Una media del 58% di share, è il Sanremo più riuscito dai tempi di Mike Bongiorno
E così anche la seconda serata si conferma un boom, pure su quei giovani che hanno assistito alla prima. Con il 55,8% e 11,3 mln di telespettatori addirittura cresce rispetto all’esordio, evento rarissimo nella storia degli ascolti del Festival, decretandone il definitivo successo. Una percentuale che non si vedeva nella seconda serata dal 1995 di Pippo Baudo, che si assesterà come il Festival più visto nell’era Auditel con i suoi 17 milioni di telespettatori. Insomma sono soddisfazioni per Ama il tuttofare, un padrone di casa consapevole e attento che sa servire i suoi ospiti (da Checco Zalone -altro picco festivaliero con più di 16 milioni di telespettatori- alle giovani Cesarini e Giannetta) ma anche artista capace di mettersi in gioco nello show senza limitarsi al ruolo di conduttore.
Macro cifra anche alla terza puntata; alla quarta si sfonda il 60%, come era già accaduto a Baudo in quel fatidico enorme successo del 1995; la finale sfiora il 65%, e per ritrovarne una con un risultato solo leggermente più alto bisogna risalire al 2000 con Fabio Fazio.
Quindi il pubblico non aspettava altro che di piazzarsi su Raiuno questa settimana? Sentiva la necessità di vedere Morandi, Ranieri e la Zanicchi immischiarsi con Sangiovanni, AKA 7even e RKomi? Forse gli artisti stessi avevano bisogno di mescolare i linguaggi, di passare il testimone ai colleghi più giovani, e questi ultimi di riconoscere i maestri e di coinvolgersi, di immedesimarsi con loro, di rivolgere loro vere e proprie dichiarazioni d’amore, come è accaduto nella serata Cover che, non a caso, prima della finale, è stata la serata di maggior successo. E’ stata lì, alla quarta serata, l’apoteosi di questa dinamica e dell’attrazione di target imberbi. Jovanotti-Morandi, Lauro-Bertè, Irama-Grignani… A loro modo i cantanti hanno cercato un contraltare diverso, qualcuno che potesse condurli su un altro registro, intercettando un vastissimo pubblico.

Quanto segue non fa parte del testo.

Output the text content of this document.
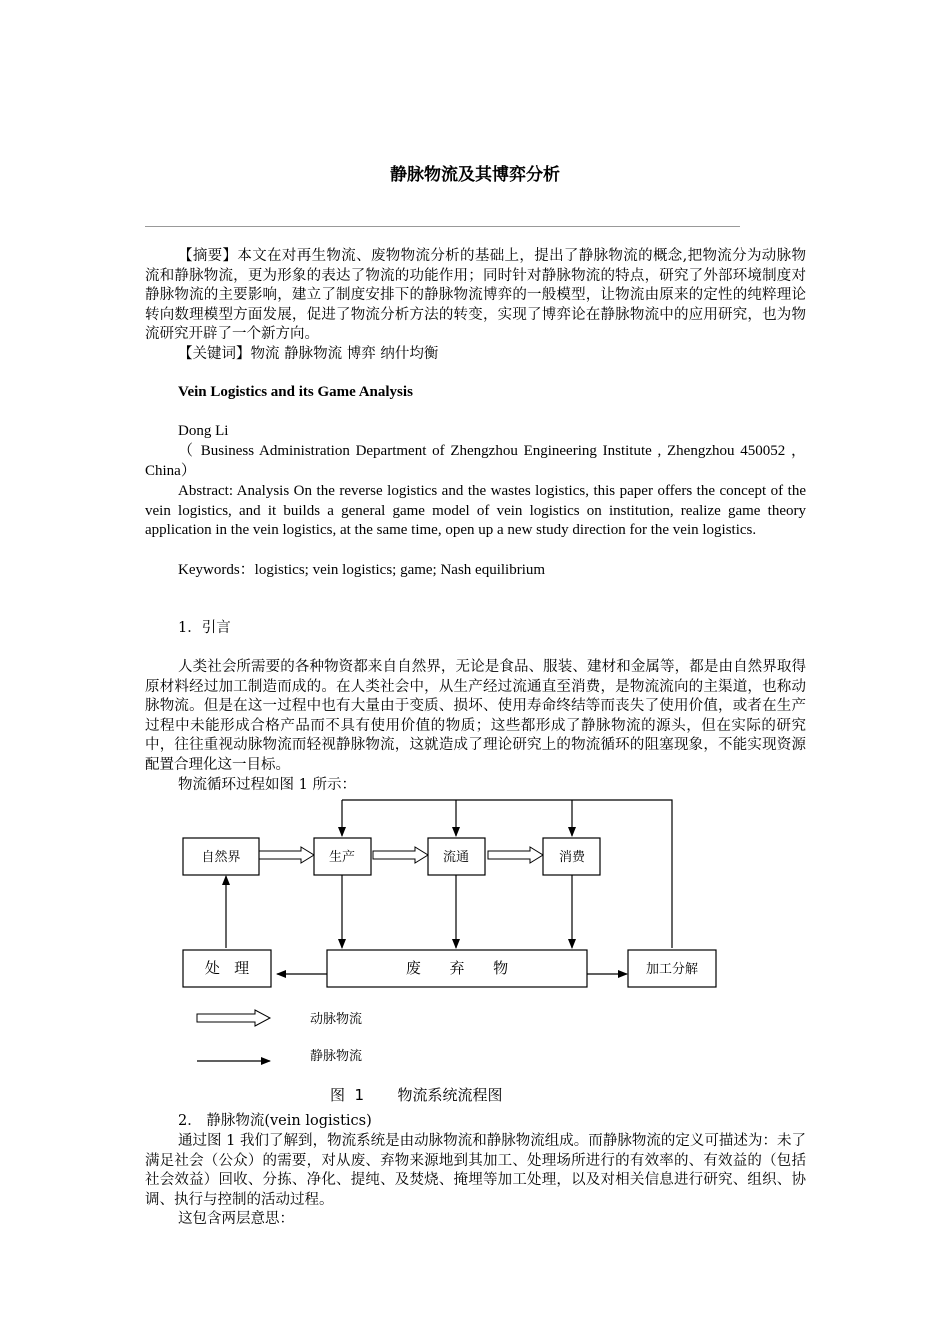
静脉物流及其博弈分析
【摘要】本文在对再生物流、废物物流分析的基础上，提出了静脉物流的概念,把物流分为动脉物流和静脉物流，更为形象的表达了物流的功能作用；同时针对静脉物流的特点，研究了外部环境制度对静脉物流的主要影响，建立了制度安排下的静脉物流博弈的一般模型，让物流由原来的定性的纯粹理论转向数理模型方面发展，促进了物流分析方法的转变，实现了博弈论在静脉物流中的应用研究，也为物流研究开辟了一个新方向。
【关键词】物流 静脉物流 博弈 纳什均衡
Vein Logistics and its Game Analysis
Dong Li
（ Business Administration Department of Zhengzhou Engineering Institute , Zhengzhou 450052 ，China）
Abstract: Analysis On the reverse logistics and the wastes logistics, this paper offers the concept of the vein logistics, and it builds a general game model of vein logistics on institution, realize game theory application in the vein logistics, at the same time, open up a new study direction for the vein logistics.
Keywords：logistics; vein logistics; game; Nash equilibrium
1．引言
人类社会所需要的各种物资都来自自然界，无论是食品、服装、建材和金属等，都是由自然界取得原材料经过加工制造而成的。在人类社会中，从生产经过流通直至消费，是物流流向的主渠道，也称动脉物流。但是在这一过程中也有大量由于变质、损坏、使用寿命终结等而丧失了使用价值，或者在生产过程中未能形成合格产品而不具有使用价值的物质；这些都形成了静脉物流的源头，但在实际的研究中，往往重视动脉物流而轻视静脉物流，这就造成了理论研究上的物流循环的阻塞现象，不能实现资源配置合理化这一目标。
物流循环过程如图 1 所示：
自然界	生产	流通	消费
处   理	废      弃      物	加工分解
动脉物流
静脉物流
图  1       物流系统流程图
2． 静脉物流(vein logistics)
通过图 1 我们了解到，物流系统是由动脉物流和静脉物流组成。而静脉物流的定义可描述为：未了满足社会（公众）的需要，对从废、弃物来源地到其加工、处理场所进行的有效率的、有效益的（包括社会效益）回收、分拣、净化、提纯、及焚烧、掩埋等加工处理，以及对相关信息进行研究、组织、协调、执行与控制的活动过程。
这包含两层意思：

Perché a giustificare le orde di telespettatori adolescenti non basta il fatto che il successo planetario dei Maneskin sia partito da lì, e che la loro luce abbia reso più credibile il Palco dell’Ariston agli occhi dei ragazzini. E non basta nemmeno il, seppur ben riuscito, giochetto del Fantasanremo, che ha contribuito all’audience, ma non sufficiente a rendere ragione di questa larga affezione alle serate della tv generalista.
Lo spettacolo di queste sere ha un valore che va oltre le ricadute mediatiche di un gruppo di nuove rockstar e supera gli indotti di un riuscitissimo social game. La novità dirompente di questo Festival è che gli artisti di Sanremo 2022 hanno saputo farsi decentrare dall’autoreferenzialità, offrendo la loro arte al servizio di un grande spettacolo sotto la guida di un domatore impeccabile e mettendosi in gioco con partner inattesi. E il pubblico dei teenagers a casa, che a sua volta ha bisogno fortemente di decentrarsi dal proprio io pandemico, su quel palco ha osservato che è possibile mescolare i linguaggi, ha intravisto che arricchisce dar credito a chi ha codici espressivi differenti dai tuoi; quel target di giovanissimi è stato testimone del fatto che l’età anagrafica non ti rende necessariamente un matusalemme dentro. E a noialtri un po’ più attempati, trascinati dall’energia di quella ribalta, Sanremo ha fatto il favore di trascinare i nostri figli sul divano accanto a noi, ormai assuefatti a vederli soli con la DAD. E chi l’avrebbe mai detto che, sera dopo sera, sarebbero sbucati dalle loro stanzette proprio per guardare in famiglia, su Raiuno, il Festival della Canzone più longevo della Tv.